我不知道什麽是第二化身,可是薑婆婆的這個樣子,顯然是沒救了。
我咬牙切齒的問,“是誰害了她?”
白無香看了我一眼,那眼光中有哀婉和埋怨之意,“肯定是你引過來的人,連魂魄都給散失掉了,好狠毒的手段。”
王軒軒他們?
難道是那天他們想進入雲寨被攔住,惱羞成怒,這才起了殺人的心。
可是薑婆婆還有合上眼,她的手向上伸著,無魂無魄,隻有意念,不能說出話來。
她這是有未了的心願,白無香眼睛也濕潤了,低頭對著薑婆婆說,“你是讓我救了他的命,是麽?”
薑婆婆眼睛迷離,已經不會回答。
白無香沉吟了一會,轉頭看了看我,點頭道,“你覺得他是我們白家的人,所以拚命的救治他,以彌補我當年的過失,你是為我好,行,我答應你了。”
薑婆婆似乎聽到了白無香的這句話,從嘴中吐了一口氣,手放了下去,接著閉上了眼睛。
雲寨裏的男女老少看見薑婆婆慘死,義憤填膺,應該是要出去給薑婆婆報仇,都被白無香喊住了。
這時候從人群中跑出來一個女孩,和我年紀仿佛,瘦長臉,穿一身綠衣,看見薑婆婆躺在地上,抱住她的屍身嗚嗚大哭,又轉頭問白無香是怎麽回事。
白無香聽到那女孩的哭聲,似乎更為難受,對著那女孩說,“依依你起來,我會找到害薑婆婆的那個人,我會把她的神魂都給他拘來。”
那個叫依依的女孩還是抱著薑婆婆痛哭,滿臉都是淚水,搖頭道,“我不、我不、我要薑婆婆活過來,為什麽我才出去這幾天,寨子裏就發生了這樣的事。”
白無香見依依哭個不住,突然提高聲音道,“好了,別再哭了,哭有什麽用,我出去找害薑婆婆的人,寨子交給你來看護,你拿著這個東西。”

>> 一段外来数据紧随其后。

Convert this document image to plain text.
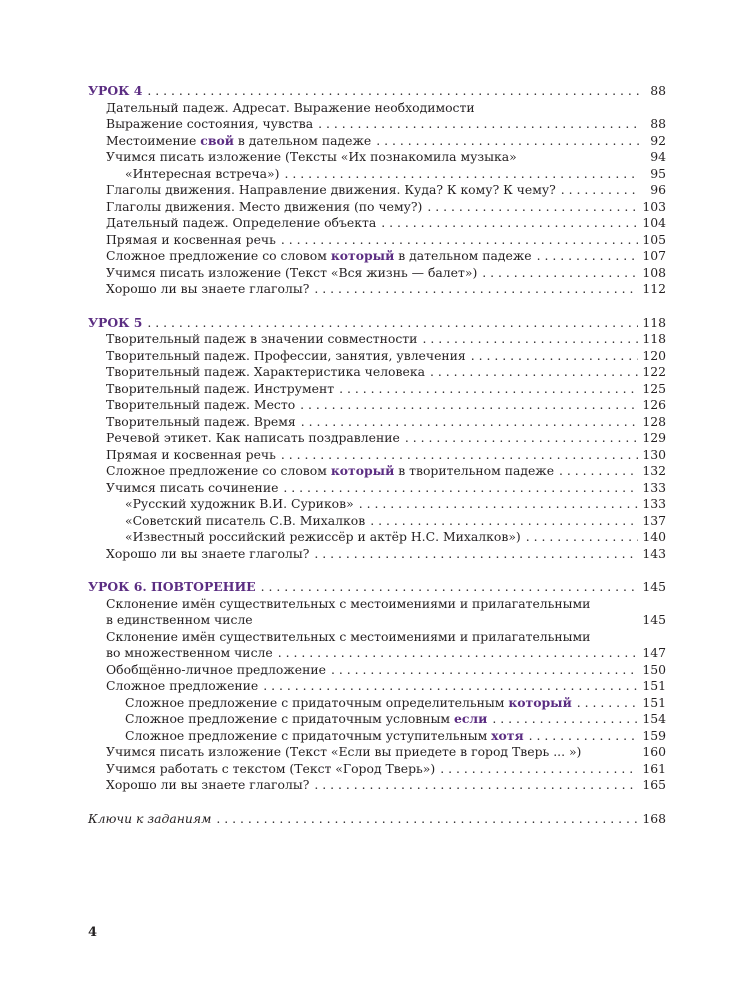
УРОК 4 . . .	88
Дательный падеж. Адресат. Выражение необходимости
Выражение состояния, чувства . . .	88
Местоимение свой в дательном падеже . . .	92
Учимся писать изложение (Тексты «Их познакомила музыка»	94
«Интересная встреча») . . .	95
Глаголы движения. Направление движения. Куда? К кому? К чему? . . .	96
Глаголы движения. Место движения (по чему?) . . .	103
Дательный падеж. Определение объекта . . .	104
Прямая и косвенная речь . . .	105
Сложное предложение со словом который в дательном падеже . . .	107
Учимся писать изложение (Текст «Вся жизнь — балет») . . .	108
Хорошо ли вы знаете глаголы? . . .	112
УРОК 5 . . .	118
Творительный падеж в значении совместности . . .	118
Творительный падеж. Профессии, занятия, увлечения . . .	120
Творительный падеж. Характеристика человека . . .	122
Творительный падеж. Инструмент . . .	125
Творительный падеж. Место . . .	126
Творительный падеж. Время . . .	128
Речевой этикет. Как написать поздравление . . .	129
Прямая и косвенная речь . . .	130
Сложное предложение со словом который в творительном падеже . . .	132
Учимся писать сочинение . . .	133
«Русский художник В.И. Суриков» . . .	133
«Советский писатель С.В. Михалков . . .	137
«Известный российский режиссёр и актёр Н.С. Михалков») . . .	140
Хорошо ли вы знаете глаголы? . . .	143
УРОК 6. ПОВТОРЕНИЕ . . .	145
Склонение имён существительных с местоимениями и прилагательными
в единственном числе	145
Склонение имён существительных с местоимениями и прилагательными
во множественном числе . . .	147
Обобщённо-личное предложение . . .	150
Сложное предложение . . .	151
Сложное предложение с придаточным определительным который . . .	151
Сложное предложение с придаточным условным если . . .	154
Сложное предложение с придаточным уступительным хотя . . .	159
Учимся писать изложение (Текст «Если вы приедете в город Тверь ... »)	160
Учимся работать с текстом (Текст «Город Тверь») . . .	161
Хорошо ли вы знаете глаголы? . . .	165
Ключи к заданиям . . .	168
4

女孩這才一臉是淚的站起,從白無香手中接過了一個令牌一樣的東西,這令牌一麵是混沌陰陽魚,另一麵刻著一個盤坐的人形。
接過這個之後,依依抹了一下臉上的淚水,委屈地道,“師父,你把這個令牌給我,我怕關鍵時刻,我還控製不了它們。”
白無香盯著依依的眼睛,神情嚴肅地道,“我相信隻要你足夠勇敢,足夠堅強,你就能夠駕馭它們。”
說完之後,白無香讓村民給薑婆婆準備棺材,等她回來再說。
白無香上了木樓,再下來的時候,她換上了一席白袍子,那白袍子角上繡著金邊,手裏抓著一把黑傘,就要出去。
看白無香要離開,我連忙站起來道,“我要和你一起去,我知道她們躲在哪兒。”
白無香哼了一聲,“你能撿回一條命就不錯了,老老實實的在寨子裏呆著吧,這裏方圓幾百裏,還沒有我不知道的地方,別讓薑婆婆為你白死。”
說完之後,白無香離開了。
寨子裏有人很快把給自己準備的棺材抬了過來,把薑婆婆的屍身放了進去。
隨後有一個說漢話的男人給我搭腔,說這個哭泣的女孩名字叫白依依,是白無香收養的孩子,剛好這一段時間她不在寨子裏,估計是剛回來。
而這個給我說話的那人叫做華勝,很多寨子裏的東西都是他負責采集。
這個男人見我不能和別人交流,倒是主動和我說話,這個白依依好像知道了薑婆婆是因為我才死的,根本不睬我。
她指揮寨民將盛著薑婆婆的棺材,抬到了薑婆婆的房子裏。在薑婆婆的房子裏有兩張床,不用說,其中一張就是她的,由此可見,她可能是薑婆婆看著長大的,對薑婆婆的感情一定很深。
這個女孩子並不是潑辣的性格,否則的話,早已經衝著我一頓大罵了。
她這樣的態度,這讓我感覺到更加的無地自容。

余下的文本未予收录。